‘International actors facilitated the entrenchment of impunity in Sri Lanka’

 

 

 

Eleven years since Mullivaikal, the end of Sri Lanka’s armed conflict in which tens of thousands of Tamils were massacred by the military at the behest of the state authorities, Sri Lanka is no closer to delivering transitional justice to the Tamil people or bringing war criminals to justice, writes Professor Kate Cronin-Furman, in the Foreign Affairs magazine.

“In its rush to celebrate Sirisena’s election as the dawn of a new democratic era in Sri Lanka, international actors facilitated the entrenchment of impunity and squandered a chance to protect vulnerable people,” writes Cronin-Furman.

Whilst the previous government led by Sirisena put up a veneer of commitment towards ensuring accountability, the current Rajapaksa administration with their “unassailable mandate for their Sinhala-Buddhist nationalist politics and militaristic governing style spells disaster for human rights in Sri Lanka,” she adds.
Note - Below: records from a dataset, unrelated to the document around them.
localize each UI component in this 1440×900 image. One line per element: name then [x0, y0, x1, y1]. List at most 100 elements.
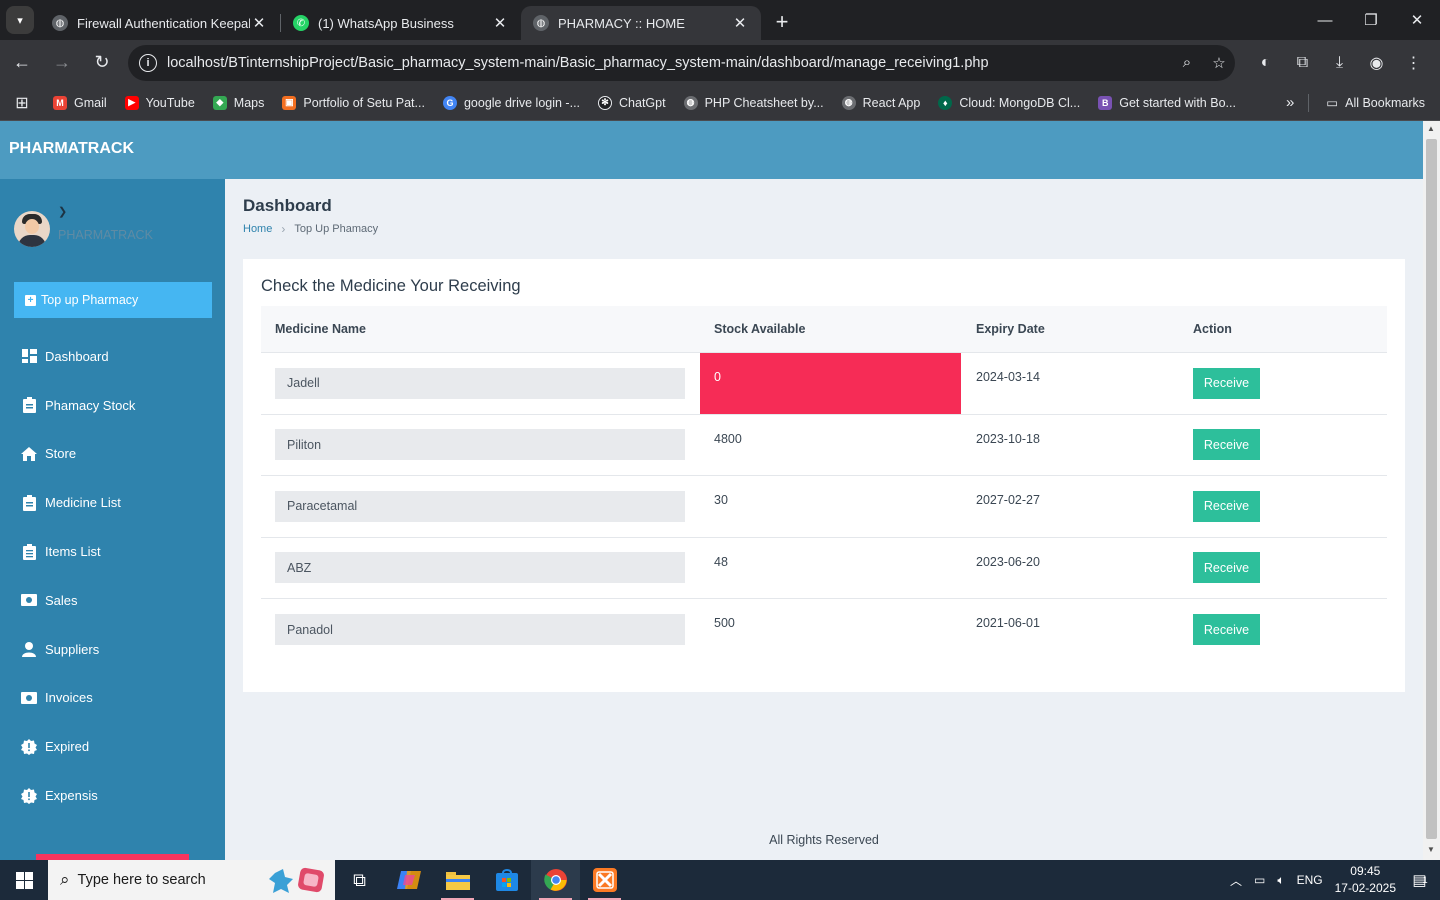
- browser-tab[interactable]: ◍ Firewall Authentication Keepalive ✕: [40, 6, 280, 40]
- browser-toolbar: ← → ↻ i localhost/BTinternshipProject/Ba…: [0, 40, 1440, 85]
- notification-icon[interactable]: ▤ 1: [1406, 871, 1440, 889]
- bookmark-item[interactable]: M Gmail: [44, 95, 116, 110]
- sidebar-item-items-list[interactable]: Items List: [0, 527, 225, 576]
- medicine-name-field[interactable]: Jadell: [275, 367, 685, 399]
- bookmark-label: google drive login -...: [463, 95, 581, 110]
- forward-button[interactable]: →: [44, 45, 80, 81]
- apps-grid-icon[interactable]: ⊞: [0, 93, 44, 113]
- column-header: Action: [1193, 322, 1232, 336]
- puzzle-icon[interactable]: ⧉: [1284, 45, 1321, 81]
- receive-button[interactable]: Receive: [1193, 614, 1260, 646]
- expiry-cell: 2021-06-01: [976, 616, 1040, 630]
- zoom-icon[interactable]: ⌕: [1171, 54, 1203, 71]
- sidebar-item-store[interactable]: Store: [0, 430, 225, 479]
- medicine-name-field[interactable]: Piliton: [275, 429, 685, 461]
- top-up-pharmacy-button[interactable]: + Top up Pharmacy: [14, 282, 212, 318]
- copilot-icon[interactable]: [384, 860, 433, 900]
- chevron-down-icon[interactable]: ❯: [58, 205, 67, 218]
- bookmark-item[interactable]: ◍ PHP Cheatsheet by...: [675, 95, 833, 110]
- scroll-down-icon[interactable]: ▼: [1427, 845, 1435, 854]
- globe-icon: ◍: [52, 15, 68, 31]
- more-bookmarks-icon[interactable]: »: [1272, 94, 1308, 111]
- network-icon[interactable]: ▭: [1254, 873, 1265, 887]
- sidebar-item-invoices[interactable]: Invoices: [0, 674, 225, 723]
- sidebar-item-medicine-list[interactable]: Medicine List: [0, 478, 225, 527]
- bookmark-item[interactable]: ◆ Maps: [204, 95, 274, 110]
- action-cell: Receive: [1179, 476, 1387, 537]
- close-icon[interactable]: ✕: [731, 14, 749, 32]
- scroll-up-icon[interactable]: ▲: [1427, 124, 1435, 133]
- bookmark-item[interactable]: ✻ ChatGpt: [589, 95, 675, 110]
- scrollbar-thumb[interactable]: [1426, 139, 1437, 839]
- medicine-name-field[interactable]: ABZ: [275, 552, 685, 584]
- tab-search-button[interactable]: ▾: [6, 6, 34, 34]
- bookmark-item[interactable]: ♦ Cloud: MongoDB Cl...: [929, 95, 1089, 110]
- profile-avatar-icon[interactable]: ◉: [1358, 45, 1395, 81]
- page-title: Dashboard: [243, 196, 332, 215]
- chevron-up-icon[interactable]: ︿: [1230, 872, 1242, 889]
- sidebar-item-suppliers[interactable]: Suppliers: [0, 625, 225, 674]
- more-menu-icon[interactable]: ⋮: [1395, 45, 1432, 81]
- download-icon[interactable]: ⤓: [1321, 45, 1358, 81]
- task-view-icon[interactable]: ⧉: [335, 860, 384, 900]
- close-icon[interactable]: ✕: [250, 14, 268, 32]
- sidebar-item-dashboard[interactable]: Dashboard: [0, 332, 225, 381]
- reload-button[interactable]: ↻: [84, 45, 120, 81]
- chrome-icon[interactable]: [531, 860, 580, 900]
- new-tab-button[interactable]: +: [767, 7, 797, 37]
- sidebar-item-phamacy-stock[interactable]: Phamacy Stock: [0, 381, 225, 430]
- sidebar-item-expensis[interactable]: Expensis: [0, 771, 225, 820]
- star-icon[interactable]: ☆: [1203, 54, 1235, 72]
- address-bar[interactable]: i localhost/BTinternshipProject/Basic_ph…: [128, 44, 1235, 81]
- all-bookmarks-button[interactable]: ▭ All Bookmarks: [1309, 95, 1440, 111]
- browser-tab[interactable]: ✆ (1) WhatsApp Business ✕: [281, 6, 521, 40]
- bookmark-item[interactable]: ◍ React App: [833, 95, 930, 110]
- site-info-icon[interactable]: i: [139, 53, 157, 72]
- language-indicator[interactable]: ENG: [1297, 873, 1323, 887]
- browser-tab-active[interactable]: ◍ PHARMACY :: HOME ✕: [521, 6, 761, 40]
- bookmark-label: Portfolio of Setu Pat...: [303, 95, 425, 110]
- sidebar-item-sales[interactable]: Sales: [0, 576, 225, 625]
- receive-button[interactable]: Receive: [1193, 490, 1260, 522]
- sidebar-item-expired[interactable]: Expired: [0, 722, 225, 771]
- badge-icon: [21, 738, 37, 755]
- table-row: Panadol 500 2021-06-01 Receive: [261, 599, 1387, 661]
- folder-icon: ▭: [1326, 96, 1339, 110]
- breadcrumb-home-link[interactable]: Home: [243, 223, 272, 235]
- receive-button[interactable]: Receive: [1193, 367, 1260, 399]
- close-window-icon[interactable]: ✕: [1394, 0, 1440, 40]
- bookmark-item[interactable]: B Get started with Bo...: [1089, 95, 1245, 110]
- bookmark-item[interactable]: ▶ YouTube: [116, 95, 204, 110]
- volume-icon[interactable]: 🔈︎: [1277, 873, 1284, 888]
- clipboard-icon: [21, 494, 37, 511]
- xampp-icon[interactable]: [580, 860, 629, 900]
- table-row: Paracetamal 30 2027-02-27 Receive: [261, 476, 1387, 538]
- minimize-icon[interactable]: —: [1302, 0, 1348, 40]
- file-explorer-icon[interactable]: [433, 860, 482, 900]
- taskbar-search-box[interactable]: ⌕ Type here to search: [48, 860, 335, 900]
- brand-logo[interactable]: PHARMATRACK: [9, 140, 134, 158]
- page-scrollbar[interactable]: ▲ ▼: [1423, 121, 1440, 860]
- restore-icon[interactable]: ❐: [1348, 0, 1394, 40]
- clock[interactable]: 09:45 17-02-2025: [1335, 863, 1396, 897]
- mongodb-icon: ♦: [938, 95, 953, 110]
- table-row: ABZ 48 2023-06-20 Receive: [261, 538, 1387, 599]
- receive-button[interactable]: Receive: [1193, 552, 1260, 584]
- action-cell: Receive: [1179, 415, 1387, 476]
- chevron-right-icon: ›: [281, 222, 286, 236]
- url-text[interactable]: localhost/BTinternshipProject/Basic_phar…: [167, 55, 1171, 71]
- action-cell: Receive: [1179, 599, 1387, 661]
- all-bookmarks-label: All Bookmarks: [1345, 95, 1425, 110]
- bookmark-item[interactable]: ▣ Portfolio of Setu Pat...: [273, 95, 434, 110]
- microsoft-store-icon[interactable]: [482, 860, 531, 900]
- back-button[interactable]: ←: [4, 45, 40, 81]
- medicine-name-field[interactable]: Paracetamal: [275, 490, 685, 522]
- bookmark-item[interactable]: Ggoogle drive login -...: [434, 95, 589, 110]
- extension-icon[interactable]: ◐: [1247, 45, 1284, 81]
- user-panel[interactable]: ❯ PHARMATRACK: [14, 206, 153, 247]
- medicine-name-field[interactable]: Panadol: [275, 614, 685, 646]
- close-icon[interactable]: ✕: [491, 14, 509, 32]
- receive-button[interactable]: Receive: [1193, 429, 1260, 461]
- stock-cell: 48: [714, 554, 728, 569]
- windows-start-icon[interactable]: [0, 860, 48, 900]
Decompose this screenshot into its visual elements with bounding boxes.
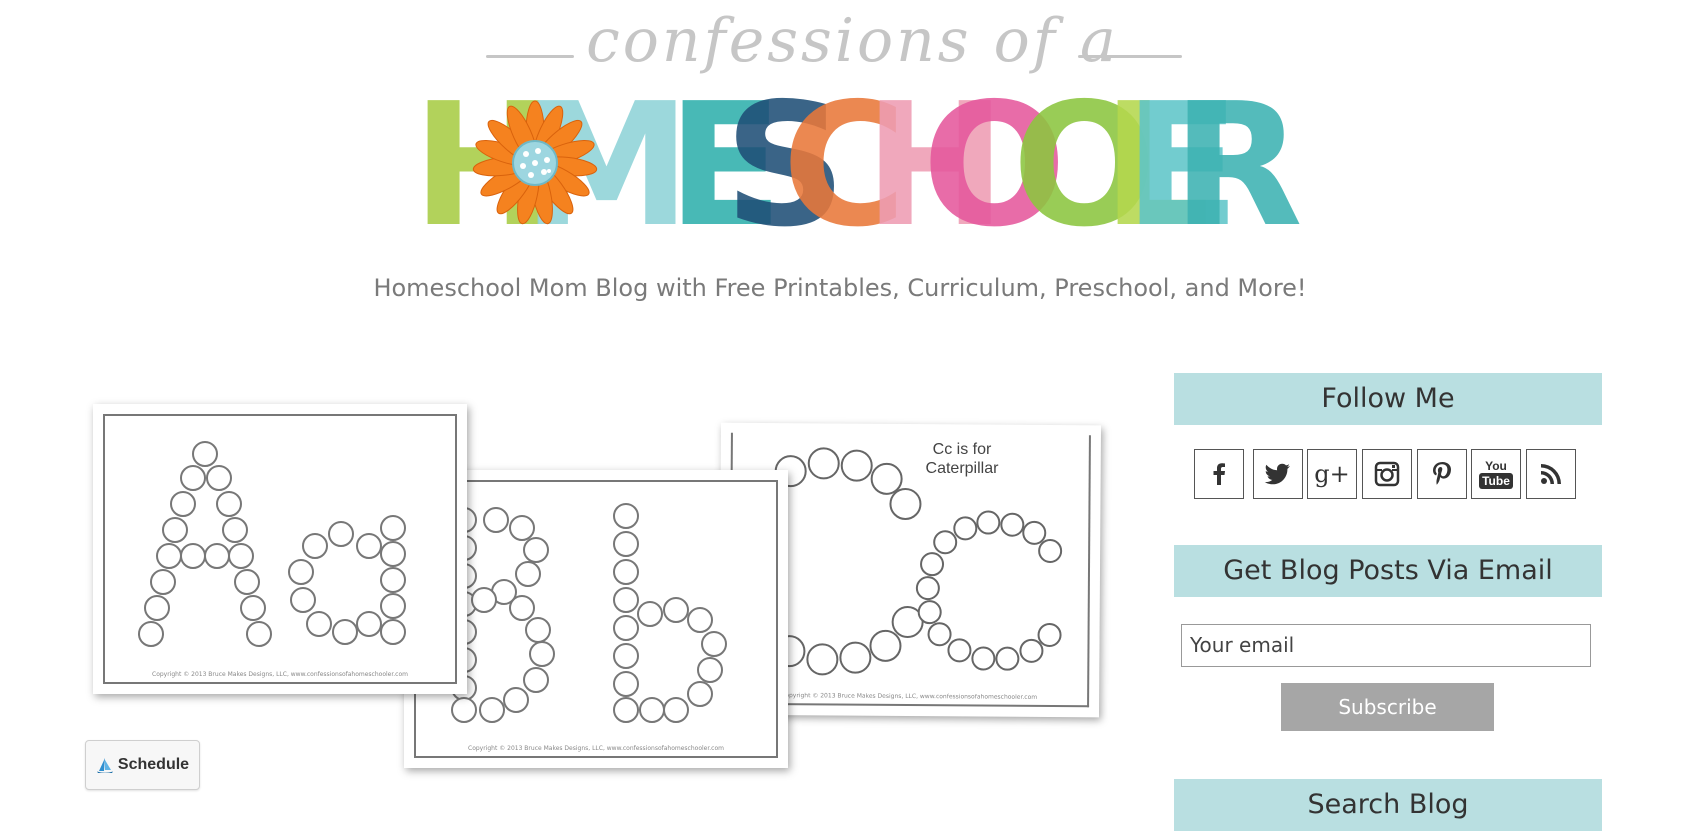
- card-c-caption-line: Cc is for: [932, 441, 992, 458]
- youtube-text-bottom: Tube: [1479, 472, 1513, 489]
- rss-icon[interactable]: [1526, 449, 1576, 499]
- google-plus-icon[interactable]: g+: [1307, 449, 1357, 499]
- subscribe-button[interactable]: Subscribe: [1281, 683, 1494, 731]
- instagram-icon[interactable]: [1362, 449, 1412, 499]
- card-copyright: Copyright © 2013 Bruce Makes Designs, LL…: [468, 745, 724, 752]
- sailboat-icon: [96, 758, 113, 773]
- card-c-caption-line: Caterpillar: [925, 460, 999, 477]
- schedule-label: Schedule: [117, 756, 190, 773]
- site-tagline: Homeschool Mom Blog with Free Printables…: [373, 274, 1307, 302]
- twitter-icon[interactable]: [1253, 449, 1303, 499]
- schedule-button[interactable]: Schedule: [85, 740, 200, 790]
- youtube-icon[interactable]: You Tube: [1471, 449, 1521, 499]
- email-field[interactable]: Your email: [1181, 624, 1591, 667]
- letter-a-dots: [138, 441, 406, 647]
- follow-me-heading: Follow Me: [1174, 373, 1602, 425]
- pinterest-icon[interactable]: [1417, 449, 1467, 499]
- youtube-text-top: You: [1485, 458, 1507, 473]
- site-logo[interactable]: confessions of a H M E S C H O O L E R: [0, 0, 1705, 265]
- printable-card-a: Copyright © 2013 Bruce Makes Designs, LL…: [93, 404, 467, 694]
- logo-script-text: confessions of a: [586, 6, 1119, 76]
- google-plus-glyph: g+: [1314, 460, 1350, 488]
- search-blog-heading: Search Blog: [1174, 779, 1602, 831]
- card-copyright: Copyright © 2013 Bruce Makes Designs, LL…: [152, 671, 408, 678]
- logo-letter: R: [1172, 67, 1303, 265]
- facebook-icon[interactable]: [1194, 449, 1244, 499]
- email-subscribe-heading: Get Blog Posts Via Email: [1174, 545, 1602, 597]
- card-c-caption: Cc is for Caterpillar: [872, 440, 1052, 478]
- flower-icon: [472, 100, 598, 225]
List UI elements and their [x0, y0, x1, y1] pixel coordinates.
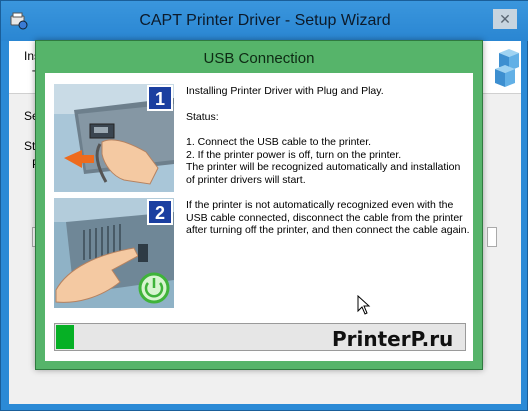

Sirisena’s charade of commitment to human rights

Whilst the election of President Maithripala Sirisena aroused expectations that his government would take Sri Lanka along liberal lines and promised several progressive measures towards that end, “ultimately it did almost none of this,” the author notes. As Sirisena failed to uphold his commitment to human rights and accountability, Western willingness to engage with his administration stepped up.

The author writes,

“The United States and other Western countries increased military assistance to Sri Lanka’s wholly unvetted security sector. The European Union restored a preferential trade tariff in 2017, despite Sri Lanka’s failure to meet previously imposed human rights conditions, such as the repeal of the draconian Prevention of Terrorism Act. Sri Lanka even received multiple honors for its contributions to UN peacekeeping operations despite evidence that security sector personnel implicated in wartime abuses were being deployed to missions in Haiti, Lebanon, Mali, South Sudan, and Darfur.”

Sirisena meanwhile assured his vote base that he would never allow investigations into the country’s “war heroes”. The piece argues that his government’s disingenuous commitment to human rights and justice did little to change the international community’s favourable stance towards his regime.

War criminals in important posts 

The article goes on to note that army officers implicated in war crimes and the genocide of the Tamils continued to be appointed to positions in the high echelons of the security services. Sarath Fonseka, the army commander who admitted to committing war crimes under Gotabaya Rajapaksa’s orders, was appointed field marshal. Other associates of Fonseka and army officers who had a record of torturing remain unpunished.

Cronin-Furman adds,

“His (Fonseka’s) former subordinate, Shavendra Silva, himself credibly accused of ordering atrocities, was promoted first to army chief of staff and then to commander of the army. Sisira Mendis, who ran a notorious torture center, was appointed chief of national intelligence and, remarkably, represented Sri Lanka at a session of the UN Committee Against Torture in 2016”.

Culture of impunity

The piece argues that the reluctance of the international community, especially Western powers, to push for decisive action against the human rights violations and other atrocities in the island contributed to the development of a culture of impunity.

“Military control of the former war zone in the northeast of the country allowed security forces to destroy evidence of atrocities and intimidate witnesses,” adds Cronin-Furman. “Even as this was happening, most international actors stressed top-line transitional justice agenda items, such as criminal trials and the removal of high-level perpetrators from office.”

The author argues that the stance the West has adopted towards Sri Lanka weakened the hand of internal actors calling for human rights and further normalised an environment of impunity.

“International actors should have tried to obstruct the passage of legislation that constrained civil society, protested the use of state media to shape public attitudes in favor of impunity, encouraged the dismantling of intelligence networks at the ground level, and supported information security training for human rights workers.”

A sinister Rajapaksa regime

The essay notes that commitment towards human rights and accountability is likely to fade precipitously under the present Rajapaksa government and points to the growing militarisation of the Tamil homeland and the prospect of an ‘unfettered presidency’ if the 20th amendment was passed.

Furthermore, Cronin-Furman also points to the growing climate of censorship and suppression of Tamil voices in the political arena. “In the northeast, escalating prohibitions on memorializing those lost in the war and the harassment of families of the disappeared compound the climate of militarization and surveillance that the Tamil community has endured since the end of the war,” she adds.

Commenting on the Rajapaksa administration’s withdrawal from a UNHRC resolution to ensure justice in the island and his other retrograde steps such as granting pardon to an army officer convicted of war crimes, the essay writes the following:

“These developments are devastating, but they were foreseeable. And the failure of international actors to take meaningful action has only pushed justice further out of the reach of the victims of atrocities in Sri Lanka.”